In terms of contemporary literature Williams is a Ben Franklin, another active man in the world, or else like the women in "Aunt Creasy, On Work": "shucks / I make the livin / uncle / just makes the livin worthwhile." The subjects are not just American or Appalachian either. The following is from "Bessie from the Hebrides":

well then, what do
you do with all the steel wool
you steal?
 
well then,
I'm knittin'
a kettle!

He can scowl and scold when he wants to ("Cobwebbery"), but it is a modest enough goal he is after: "The poet, as ever, has little to offer but the veracity of his ears and eyes, in the hope he has kept them sharp and affectionate." Yet neighborhoods, universities, cities may rise or fall on such a principle.

Williams has a primitivism combined with a nobility of outlook and refined exactitude. He is rarely introspective, and all the searching, one senses, goes on before he discovers the poem. He and Twain would have conversed famously. He is rarely descriptive, seldom prescriptive, but unusually perceptive. Is he a Luddite? Was Samuel Johnson? There seems to be a forgiving quality before any hauteur has a chance to take hold. He is one of the few poets about whom it could be said that he has never bored a reader. That is because there is nothing he does not find interesting. Inertia does not stand a chance. He picks up, shakes, sniffs, squints at, and puts back something exactly where he has found it or slightly atilt in a new light. He handles every word, every name, to see if it rattles, to find if it reverberates with primary or secondary meanings.

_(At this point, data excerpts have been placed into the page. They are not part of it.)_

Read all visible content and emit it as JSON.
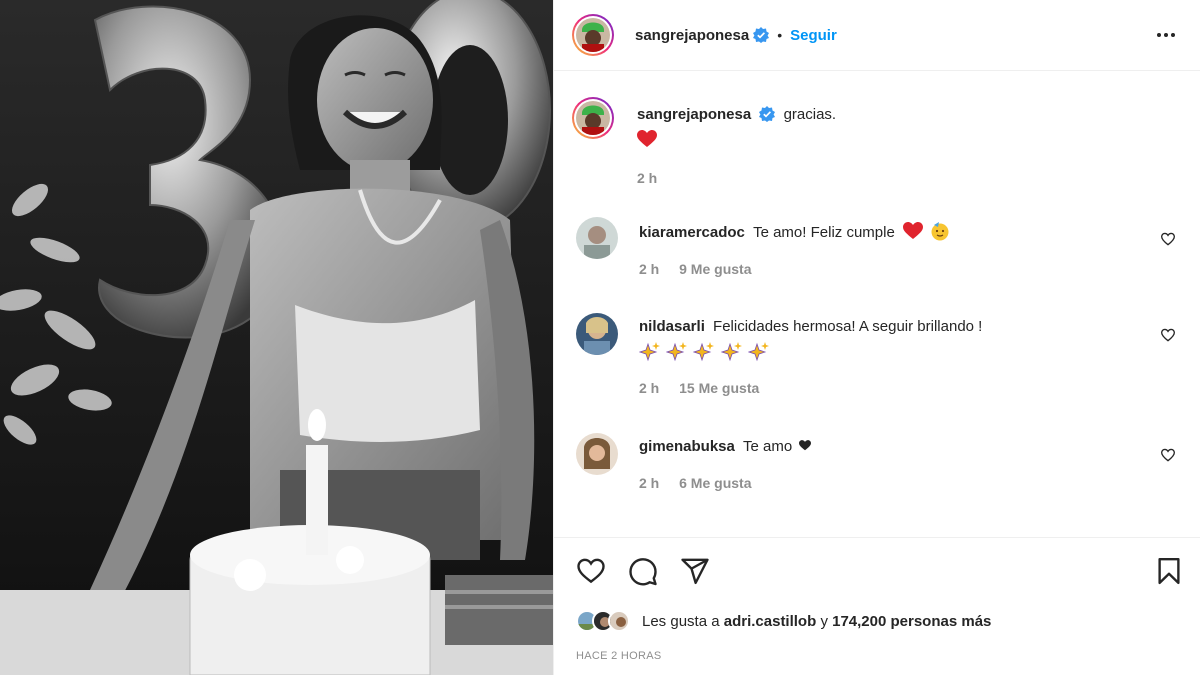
{
  "post": {
    "username": "sangrejaponesa",
    "follow_label": "Seguir",
    "separator": "•",
    "photo_alt": "birthday photo with balloons and cake"
  },
  "caption": {
    "username": "sangrejaponesa",
    "text": "gracias.",
    "emoji": "heart",
    "time": "2 h"
  },
  "comments": [
    {
      "username": "kiaramercadoc",
      "text": "Te amo! Feliz cumple",
      "emojis": [
        "heart",
        "partying-face"
      ],
      "time": "2 h",
      "likes": "9 Me gusta"
    },
    {
      "username": "nildasarli",
      "text": "Felicidades hermosa! A seguir brillando !",
      "emojis": [
        "sparkles",
        "sparkles",
        "sparkles",
        "sparkles",
        "sparkles"
      ],
      "time": "2 h",
      "likes": "15 Me gusta"
    },
    {
      "username": "gimenabuksa",
      "text": "Te amo",
      "emojis": [
        "black-heart"
      ],
      "time": "2 h",
      "likes": "6 Me gusta"
    }
  ],
  "likes": {
    "prefix": "Les gusta a",
    "user": "adri.castillob",
    "middle": "y",
    "count": "174,200 personas más"
  },
  "posted_ago": "HACE 2 HORAS",
  "icons": {
    "more": "more-options-icon",
    "like": "heart-outline-icon",
    "comment": "comment-bubble-icon",
    "share": "paper-plane-icon",
    "save": "bookmark-icon",
    "verified": "verified-badge-icon"
  },
  "colors": {
    "link": "#0095f6",
    "verified": "#3897f0",
    "muted": "#8e8e8e",
    "heart_emoji": "#e0242e"
  }
}
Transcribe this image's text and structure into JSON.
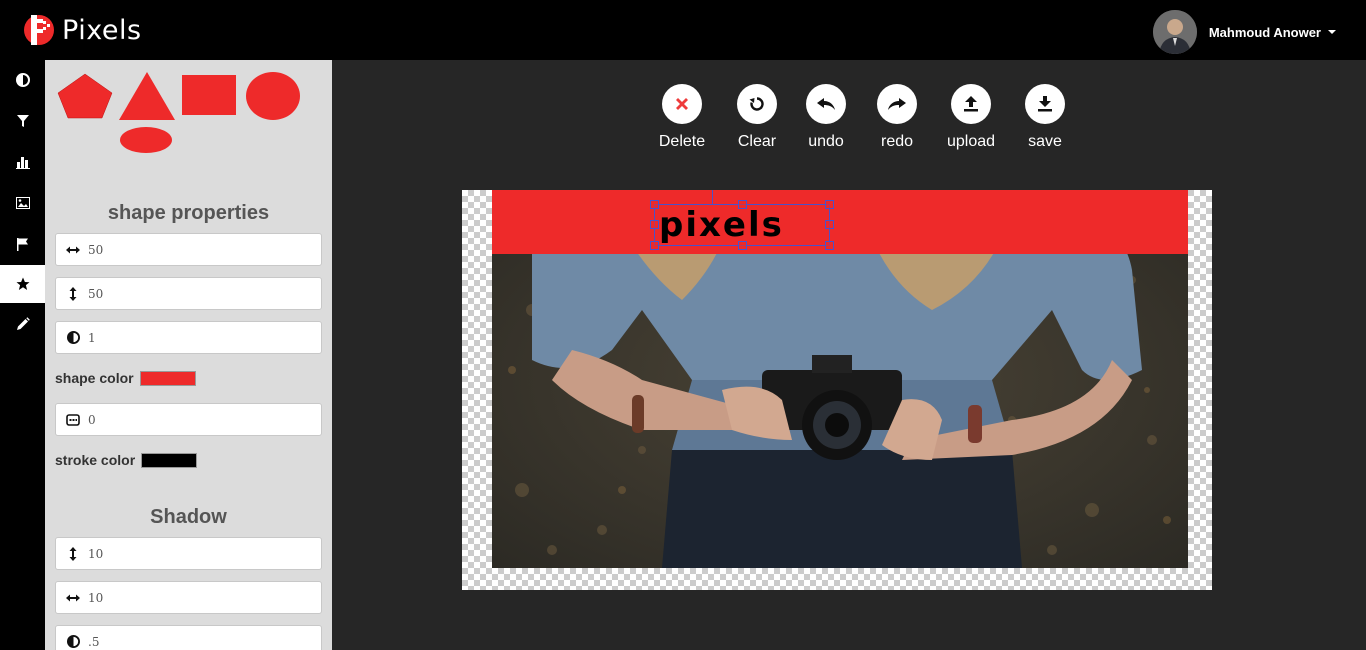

Williams has been the ideal reader for some fifty of our best writers and musicians and photographers, including Bunting, Dahlberg, Olson, William Carlos Williams, Mingus, Meatyard, Siskind. It is no wonder that he has fifty "cosmic" readers in return who are loyal to him like the initiates of a cargo cult. Perhaps loyalty more than any other value besides wit is what he commands. What sort of man sets out to be an epigrammatist for our times? One who insists on the last word, a man fearful of his own oblivion, an upholder of the value of friendship, a thrifty man cleansed of cynicism. Heaven knows, it requires as much energy to chisel an inscription as to let loose a heart.